The icon was not only saved: the restorers of the Grabar Center managed not only to strengthen the image, but also to reveal fragments of the author’s painting, including the face and clothing of the Virgin Mary, hidden for centuries under layers of numerous records. One of the main discoveries was the fairly accurate similarity of the face of this icon with the image of the Mother of God of Vladimir: researchers believe that it was copied by a Russian master from a Greek model.

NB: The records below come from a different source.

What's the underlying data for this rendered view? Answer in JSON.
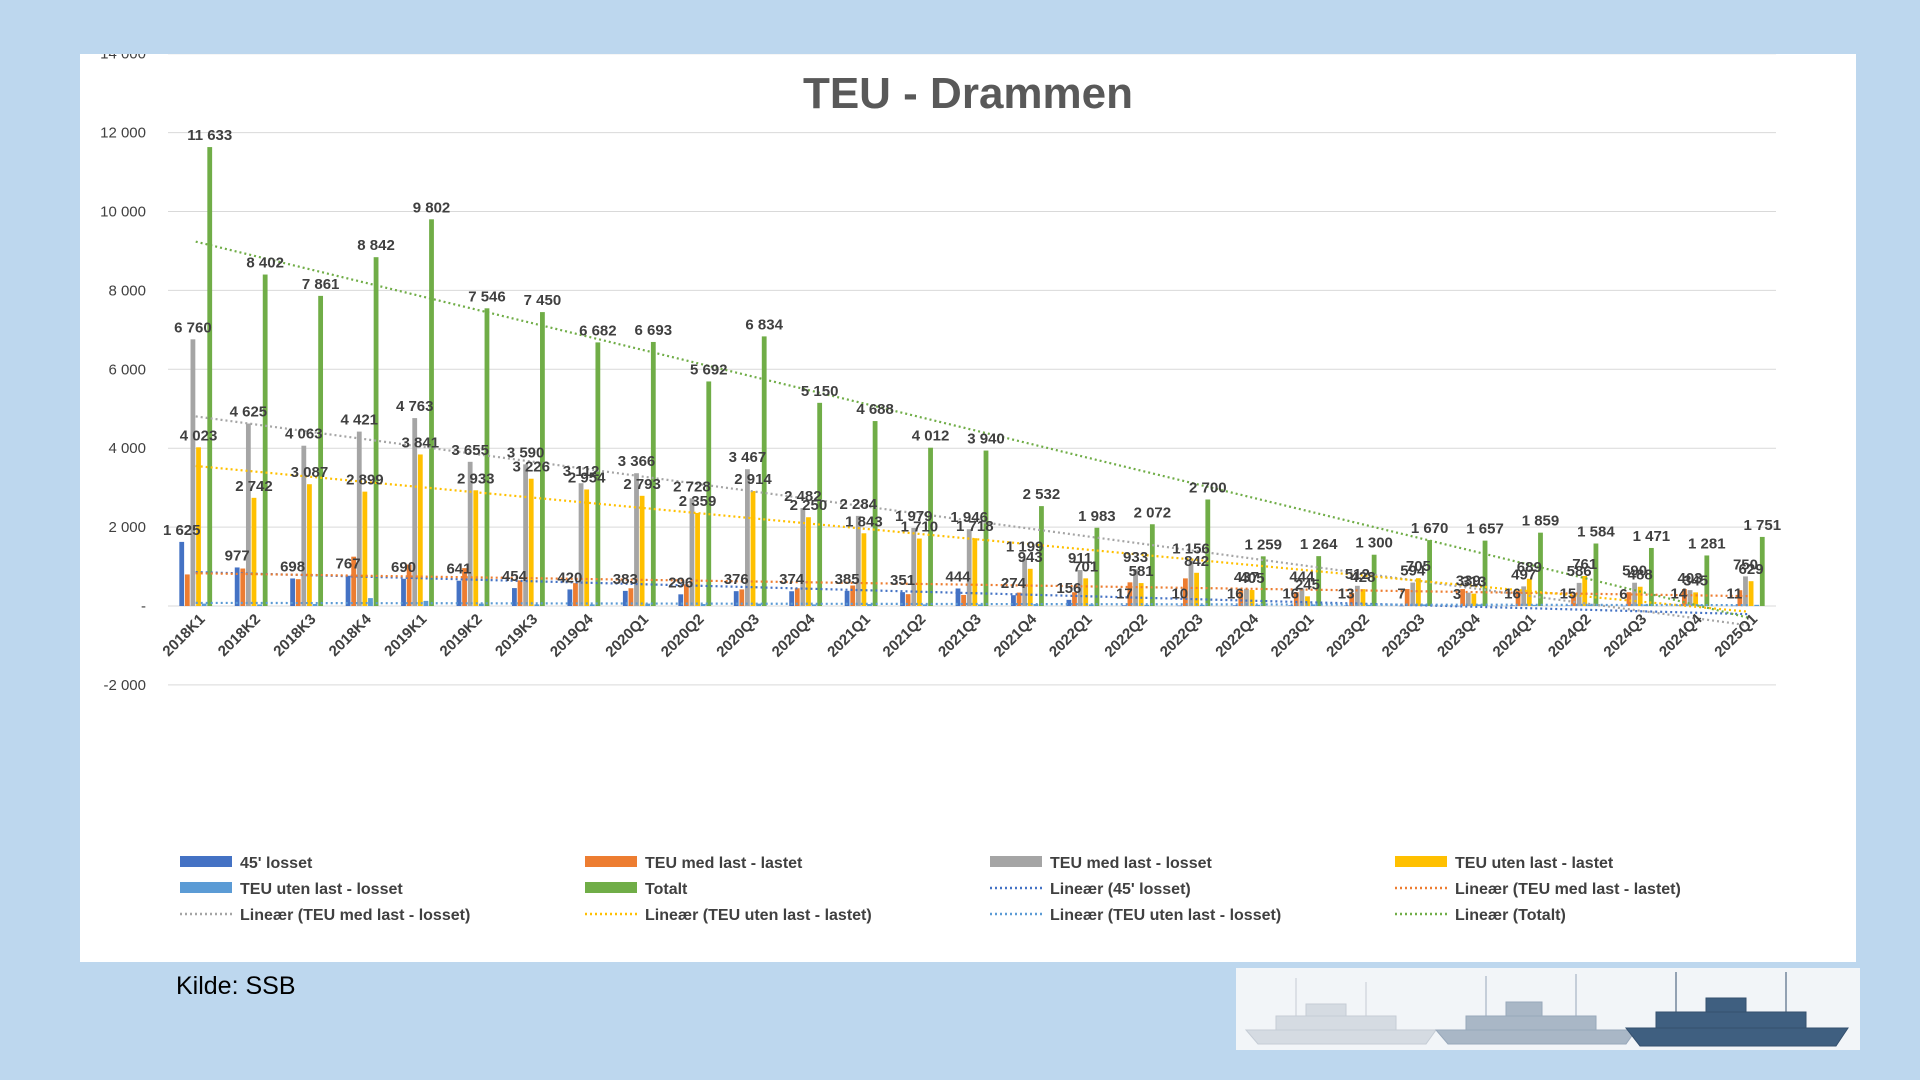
{
  "source_text": "Kilde: SSB",
  "logo": {
    "icon": "ships-silhouette-logo"
  },
  "chart_data": {
    "type": "bar",
    "title": "TEU - Drammen",
    "xlabel": "",
    "ylabel": "",
    "ylim": [
      -2000,
      14000
    ],
    "yticks": [
      -2000,
      0,
      2000,
      4000,
      6000,
      8000,
      10000,
      12000,
      14000
    ],
    "ytick_labels": [
      "-2 000",
      "-",
      "2 000",
      "4 000",
      "6 000",
      "8 000",
      "10 000",
      "12 000",
      "14 000"
    ],
    "grid": true,
    "legend_position": "bottom",
    "categories": [
      "2018K1",
      "2018K2",
      "2018K3",
      "2018K4",
      "2019K1",
      "2019K2",
      "2019K3",
      "2019Q4",
      "2020Q1",
      "2020Q2",
      "2020Q3",
      "2020Q4",
      "2021Q1",
      "2021Q2",
      "2021Q3",
      "2021Q4",
      "2022Q1",
      "2022Q2",
      "2022Q3",
      "2022Q4",
      "2023Q1",
      "2023Q2",
      "2023Q3",
      "2023Q4",
      "2024Q1",
      "2024Q2",
      "2024Q3",
      "2024Q4",
      "2025Q1"
    ],
    "series": [
      {
        "name": "45' losset",
        "color": "#4472c4",
        "values": [
          1625,
          977,
          698,
          767,
          690,
          641,
          454,
          420,
          383,
          296,
          376,
          374,
          385,
          351,
          444,
          274,
          156,
          17,
          10,
          16,
          16,
          13,
          7,
          3,
          16,
          15,
          6,
          14,
          11
        ],
        "labels": [
          "1 625",
          "977",
          "698",
          "767",
          "690",
          "641",
          "454",
          "420",
          "383",
          "296",
          "376",
          "374",
          "385",
          "351",
          "444",
          "274",
          "156",
          "17",
          "10",
          "16",
          "16",
          "13",
          "7",
          "3",
          "16",
          "15",
          "6",
          "14",
          "11"
        ]
      },
      {
        "name": "TEU med last - lastet",
        "color": "#ed7d31",
        "values": [
          800,
          950,
          680,
          1250,
          1050,
          960,
          650,
          580,
          450,
          550,
          420,
          450,
          520,
          300,
          280,
          340,
          350,
          600,
          700,
          400,
          350,
          330,
          430,
          430,
          380,
          280,
          350,
          430,
          400
        ],
        "labels": []
      },
      {
        "name": "TEU med last - losset",
        "color": "#a5a5a5",
        "values": [
          6760,
          4625,
          4063,
          4421,
          4763,
          3655,
          3590,
          3112,
          3366,
          2728,
          3467,
          2482,
          2284,
          1979,
          1946,
          1199,
          911,
          933,
          1156,
          437,
          444,
          512,
          594,
          339,
          497,
          586,
          590,
          403,
          750
        ],
        "labels": [
          "6 760",
          "4 625",
          "4 063",
          "4 421",
          "4 763",
          "3 655",
          "3 590",
          "3 112",
          "3 366",
          "2 728",
          "3 467",
          "2 482",
          "2 284",
          "1 979",
          "1 946",
          "1 199",
          "911",
          "933",
          "1 156",
          "437",
          "444",
          "512",
          "594",
          "339",
          "497",
          "586",
          "590",
          "403",
          "750"
        ]
      },
      {
        "name": "TEU uten last - lastet",
        "color": "#ffc000",
        "values": [
          4023,
          2742,
          3087,
          2899,
          3841,
          2933,
          3226,
          2954,
          2793,
          2359,
          2914,
          2250,
          1843,
          1710,
          1718,
          943,
          701,
          581,
          842,
          405,
          245,
          428,
          705,
          313,
          689,
          761,
          488,
          345,
          629
        ],
        "labels": [
          "4 023",
          "2 742",
          "3 087",
          "2 899",
          "3 841",
          "2 933",
          "3 226",
          "2 954",
          "2 793",
          "2 359",
          "2 914",
          "2 250",
          "1 843",
          "1 710",
          "1 718",
          "943",
          "701",
          "581",
          "842",
          "405",
          "245",
          "428",
          "705",
          "313",
          "689",
          "761",
          "488",
          "345",
          "629"
        ]
      },
      {
        "name": "TEU uten last - losset",
        "color": "#5b9bd5",
        "values": [
          60,
          40,
          50,
          200,
          130,
          60,
          40,
          40,
          60,
          50,
          60,
          40,
          50,
          40,
          40,
          50,
          40,
          30,
          30,
          30,
          40,
          30,
          40,
          40,
          30,
          40,
          40,
          30,
          30
        ],
        "labels": []
      },
      {
        "name": "Totalt",
        "color": "#70ad47",
        "values": [
          11633,
          8402,
          7861,
          8842,
          9802,
          7546,
          7450,
          6682,
          6693,
          5692,
          6834,
          5150,
          4688,
          4012,
          3940,
          2532,
          1983,
          2072,
          2700,
          1259,
          1264,
          1300,
          1670,
          1657,
          1859,
          1584,
          1471,
          1281,
          1751
        ],
        "labels": [
          "11 633",
          "8 402",
          "7 861",
          "8 842",
          "9 802",
          "7 546",
          "7 450",
          "6 682",
          "6 693",
          "5 692",
          "6 834",
          "5 150",
          "4 688",
          "4 012",
          "3 940",
          "2 532",
          "1 983",
          "2 072",
          "2 700",
          "1 259",
          "1 264",
          "1 300",
          "1 670",
          "1 657",
          "1 859",
          "1 584",
          "1 471",
          "1 281",
          "1 751"
        ]
      }
    ],
    "trendlines": [
      {
        "name": "Lineær (45' losset)",
        "color": "#4472c4",
        "series": "45' losset"
      },
      {
        "name": "Lineær (TEU med last - lastet)",
        "color": "#ed7d31",
        "series": "TEU med last - lastet"
      },
      {
        "name": "Lineær (TEU med last - losset)",
        "color": "#a5a5a5",
        "series": "TEU med last - losset"
      },
      {
        "name": "Lineær (TEU uten last - lastet)",
        "color": "#ffc000",
        "series": "TEU uten last - lastet"
      },
      {
        "name": "Lineær (TEU uten last - losset)",
        "color": "#5b9bd5",
        "series": "TEU uten last - losset"
      },
      {
        "name": "Lineær (Totalt)",
        "color": "#70ad47",
        "series": "Totalt"
      }
    ]
  }
}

This is a sensation, but a scientific, secular sensation. The tone of the speeches at the grand opening of the exhibition, however, was desperately far from scientific. It was an extremely representative vernissage: speakers included the Chairman of the Imperial Orthodox Palestine Society, former Prime Minister Sergei Stepashin, Governor of the Vladimir Region, ex-Minister of Culture Alexander Avdeev, Vicar of the Vladimir Diocese Bishop Stefan of Kovrov, Bishop of the Russian Orthodox Old Believer Church Metropolitan Korniliy, General Director of the Grabar Center Dmitry Sergeev, director of the Vladimir-Suzdal Museum Ekaterina Pronicheva and its ex-director, under whom the restoration of the icon began, Svetlana Melnikova. Many said that not only Andrei Bogolyubsky acted as a unifier of Russian lands, but also, they say, the icon “Our Lady of Bogolyubskaya” itself. Almost all the speakers drew analogies with the present time, even expressing the conviction that the opening of the exhibition on the day of the start of the presidential elections in Russia was the providence of the Mother of God.

Scientific conscientiousness requires recalling, firstly, that the unification of the Russian lands did not quite work out for Grand Duke Andrei Yuryevich for the reason that he was stabbed to death by conspiratorial boyars in June 1174. Secondly, the fact that the restorers managed to preserve and reveal the beautiful sad face of the Mother of God of Bogolyubsk at all as Andrei Bogolyubsky saw it is a miracle. But now, contrary to the commandment of Scripture “thou shalt not tempt the Lord thy God,” “Bogolyubskaya” must again be given to a functioning church.

So far they say that not immediately, that for the next two years – this is exactly the period allocated for the current exhibition – “Our Lady of Bogolyubskaya” will be under the reliable supervision of specialists. The museum hopes that this display format will suit the church and believers and that the icon will remain within its walls as long as possible. But the blatant treatment of Rublev’s “Trinity”, which, contrary to all promises, was taken from the Grabar Center to the Cathedral of Christ the Savior, does not greatly support these hopes.